If found guilty, the accused is looking at a fine of RM2,000 or six months in prison. The ruling was approved by the Federal Cabinet last December.

New Sarawak Tribune spoke to more individuals to get their thoughts.

Hijjatul (left) and Adira.

Hijjatul Qalilah, 26, a staff of a telecommunications company, said the fine was almost the same as what one would get for speeding or having excessive vehicle window tints.

“It is ridiculously high, not to mention the price for a child car seat. After the announcement, the price of child car seats skyrocketed and no action has been taken,” she claimed.

Hijjatul hoped that car manufacturers would come up with vehicle designs that included child car seats so that the public need not worry about buying one.

Nur Adira, 19, also a telecommunications company staff, said the ruling would affect those in the B40 group (bottom 40 percent income group).

“What if they have a small vehicle and more than two children? Those seats also need to be changed if they start to malfunction or are worn out.

“They should really subsidise child car seats since the price is above RM200 now,” she added.

Aurelia (left) and Faryani.

Aurelia John, 36, a nurse, said the government should consider the economic state of the public, and provide subsidy or incentives for parents, before approving the ruling.
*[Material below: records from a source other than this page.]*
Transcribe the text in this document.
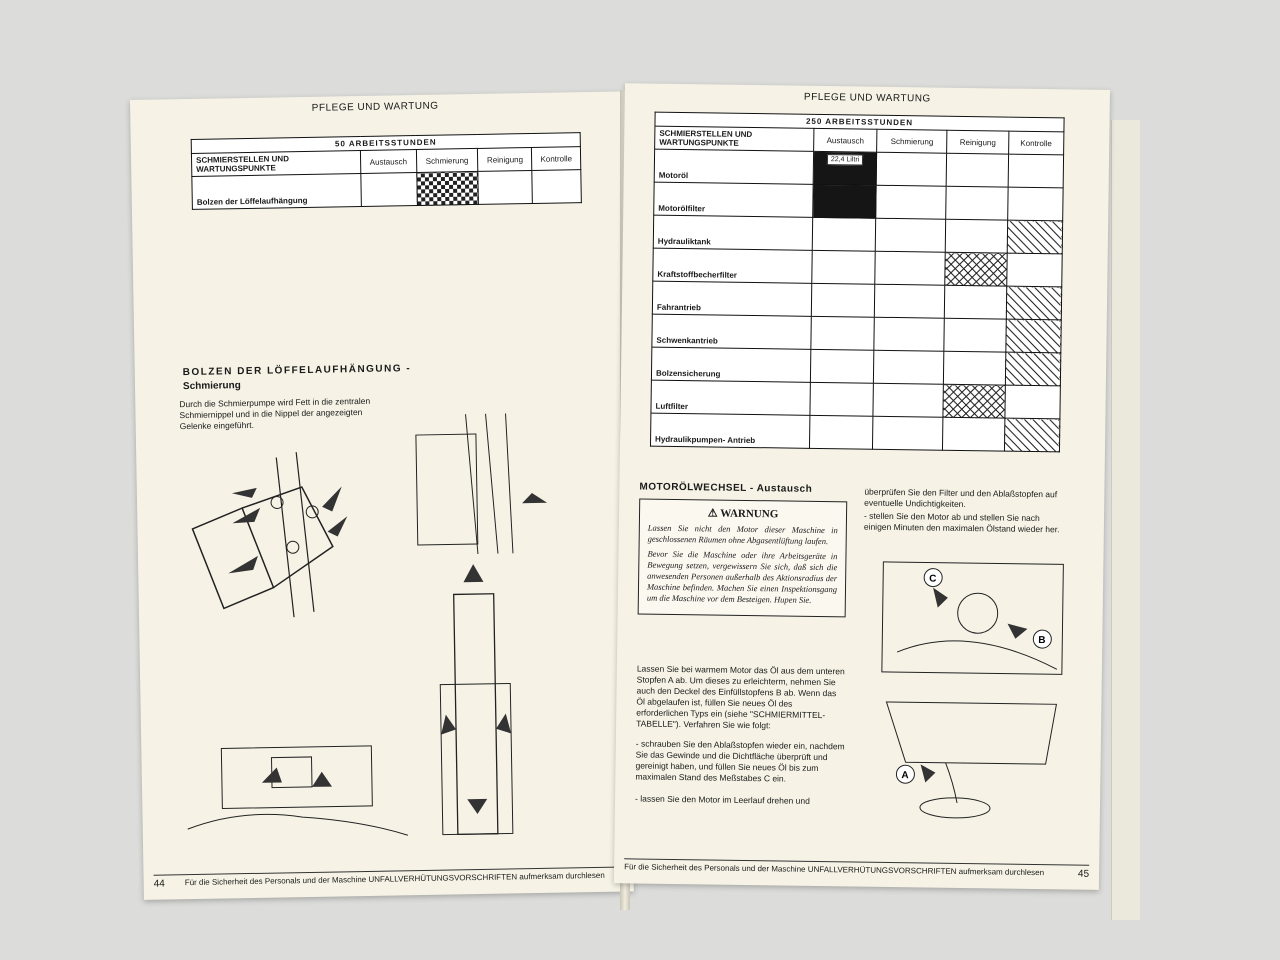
PFLEGE UND WARTUNG
50 ARBEITSSTUNDEN				
SCHMIERSTELLEN UND WARTUNGSPUNKTE	Austausch	Schmierung	Reinigung	Kontrolle
Bolzen der Löffelaufhängung				
BOLZEN DER LÖFFELAUFHÄNGUNG -
Schmierung
Durch die Schmierpumpe wird Fett in die zentralen Schmiernippel und in die Nippel der angezeigten Gelenke eingeführt.
44 Für die Sicherheit des Personals und der Maschine UNFALLVERHÜTUNGSVORSCHRIFTEN aufmerksam durchlesen
PFLEGE UND WARTUNG
250 ARBEITSSTUNDEN				
SCHMIERSTELLEN UND WARTUNGSPUNKTE	Austausch	Schmierung	Reinigung	Kontrolle
Motoröl	22,4 Liltri			
Motorölfilter				
Hydrauliktank				
Kraftstoffbecherfilter				
Fahrantrieb				
Schwenkantrieb				
Bolzensicherung				
Luftfilter				
Hydraulikpumpen- Antrieb				
MOTORÖLWECHSEL - Austausch
⚠ WARNUNG

Lassen Sie nicht den Motor dieser Maschine in geschlossenen Räumen ohne Abgasentlüftung laufen.

Bevor Sie die Maschine oder ihre Arbeitsgeräte in Bewegung setzen, vergewissern Sie sich, daß sich die anwesenden Personen außerhalb des Aktionsradius der Maschine befinden. Machen Sie einen Inspektionsgang um die Maschine vor dem Besteigen. Hupen Sie.

Lassen Sie bei warmem Motor das Öl aus dem unteren Stopfen A ab. Um dieses zu erleichterm, nehmen Sie auch den Deckel des Einfüllstopfens B ab. Wenn das Öl abgelaufen ist, füllen Sie neues Öl des erforderlichen Typs ein (siehe "SCHMIERMITTEL-TABELLE"). Verfahren Sie wie folgt:
- schrauben Sie den Ablaßstopfen wieder ein, nachdem Sie das Gewinde und die Dichtfläche überprüft und gereinigt haben, und füllen Sie neues Öl bis zum maximalen Stand des Meßstabes C ein.
- lassen Sie den Motor im Leerlauf drehen und
überprüfen Sie den Filter und den Ablaßstopfen auf eventuelle Undichtigkeiten.
- stellen Sie den Motor ab und stellen Sie nach einigen Minuten den maximalen Ölstand wieder her.
C
B
A
Für die Sicherheit des Personals und der Maschine UNFALLVERHÜTUNGSVORSCHRIFTEN aufmerksam durchlesen	45
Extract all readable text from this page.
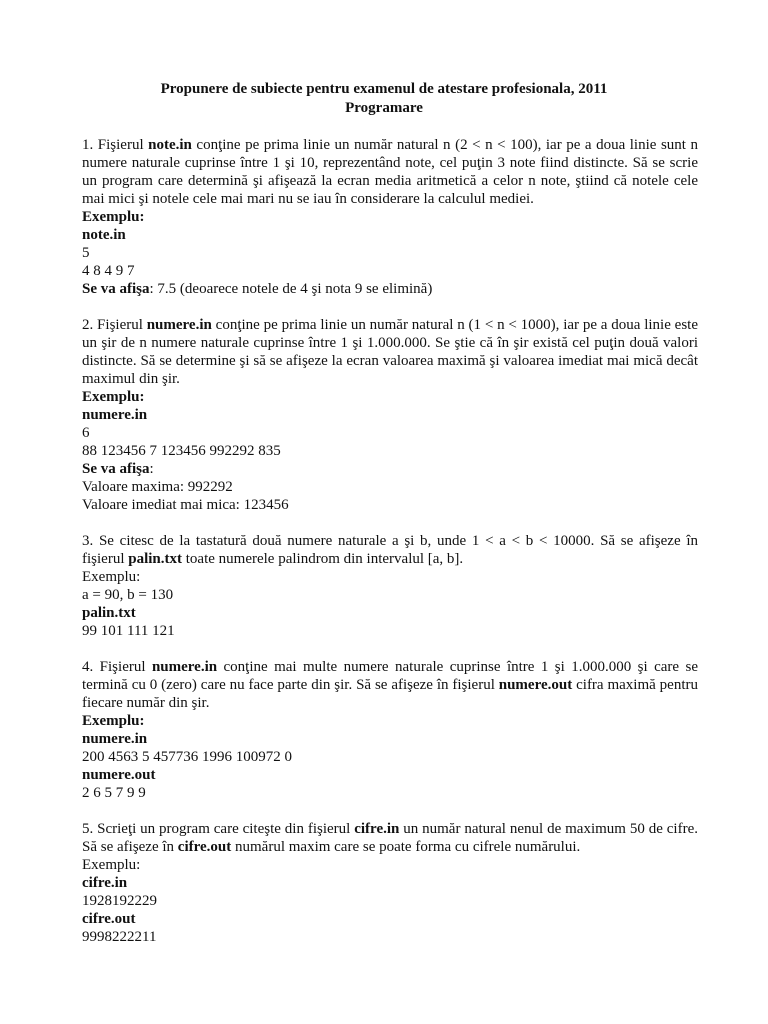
Propunere de subiecte pentru examenul de atestare profesionala, 2011
Programare
1. Fişierul note.in conţine pe prima linie un număr natural n (2 < n < 100), iar pe a doua linie sunt n numere naturale cuprinse între 1 şi 10, reprezentând note, cel puţin 3 note fiind distincte. Să se scrie un program care determină şi afişează la ecran media aritmetică a celor n note, ştiind că notele cele mai mici şi notele cele mai mari nu se iau în considerare la calculul mediei.
Exemplu:
note.in
5
4 8 4 9 7
Se va afişa: 7.5 (deoarece notele de 4 şi nota 9 se elimină)
2. Fişierul numere.in conţine pe prima linie un număr natural n (1 < n < 1000), iar pe a doua linie este un şir de n numere naturale cuprinse între 1 şi 1.000.000. Se ştie că în şir există cel puţin două valori distincte. Să se determine şi să se afişeze la ecran valoarea maximă şi valoarea imediat mai mică decât maximul din şir.
Exemplu:
numere.in
6
88 123456 7 123456 992292 835
Se va afişa:
Valoare maxima: 992292
Valoare imediat mai mica: 123456
3. Se citesc de la tastatură două numere naturale a şi b, unde 1 < a < b < 10000. Să se afişeze în fişierul palin.txt toate numerele palindrom din intervalul [a, b].
Exemplu:
a = 90, b = 130
palin.txt
99 101 111 121
4. Fişierul numere.in conţine mai multe numere naturale cuprinse între 1 şi 1.000.000 şi care se termină cu 0 (zero) care nu face parte din şir. Să se afişeze în fişierul numere.out cifra maximă pentru fiecare număr din şir.
Exemplu:
numere.in
200 4563 5 457736 1996 100972 0
numere.out
2 6 5 7 9 9
5. Scrieţi un program care citeşte din fişierul cifre.in un număr natural nenul de maximum 50 de cifre. Să se afişeze în cifre.out numărul maxim care se poate forma cu cifrele numărului.
Exemplu:
cifre.in
1928192229
cifre.out
9998222211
“They (JPJ and the government) should really consider families that can’t afford to buy a child car seat, especially those in the B40 group,” she said.

Nur Fariyani, 33, also a nurse, shared the same opinion.

“The ruling is not consistent enough. What if a mother and her child use a car-hailing/ride-hailing service and they run into JPJ? Who will be responsible?”


Both Fariyani and Aurelia agreed that the ruling was a good initiative to enhance safety of children, but it should have been studied well before being approved.

Uria Usun, 23, a bartender, also said the ruling was good to ensure the safety of children safety in vehicles.

On the other hand, Sim Man Lim, 52, a retiree, said JPJ should be clear, especially about the age of a child that must be in the seat.

Sim (left) and Winnie.

“For a toddler, I think they no longer need to be seated in a child car seat as they can use seatbelts,” she said.

Winnie Liew, 25, a food stall operator, said government agencies such as Welfare Department should have been involved.

“When the ruling was approved, the welfare of the family and children is affected, and they (Welfare Department) should play their part,” she said.

Dayang Kamaliah, 40, an entrepreneur, added that the government should give the public a trial phase, and provide free child car seats to those who could not afford them.

Kamaliah (center) with her husband, Azri, her mother and her two kids.

“They did not even give the public a chance to practise. Not everyone can afford one right away as every family has its own commitment,” she said.

For the record, Transport Minister Anthony Loke told Dewan Rakyat last Nov 19 that he had directed JPJ not to penalise drivers for the first six months of the new ruling that started this month.

“Instead, the drivers will be issued warnings and reminders to install the seats,” he was quoted as having said.

He also said it was necessary to impose the ruling as a Malaysian Institute of Road Safety study showed that only 30 percent of drivers used child car seats.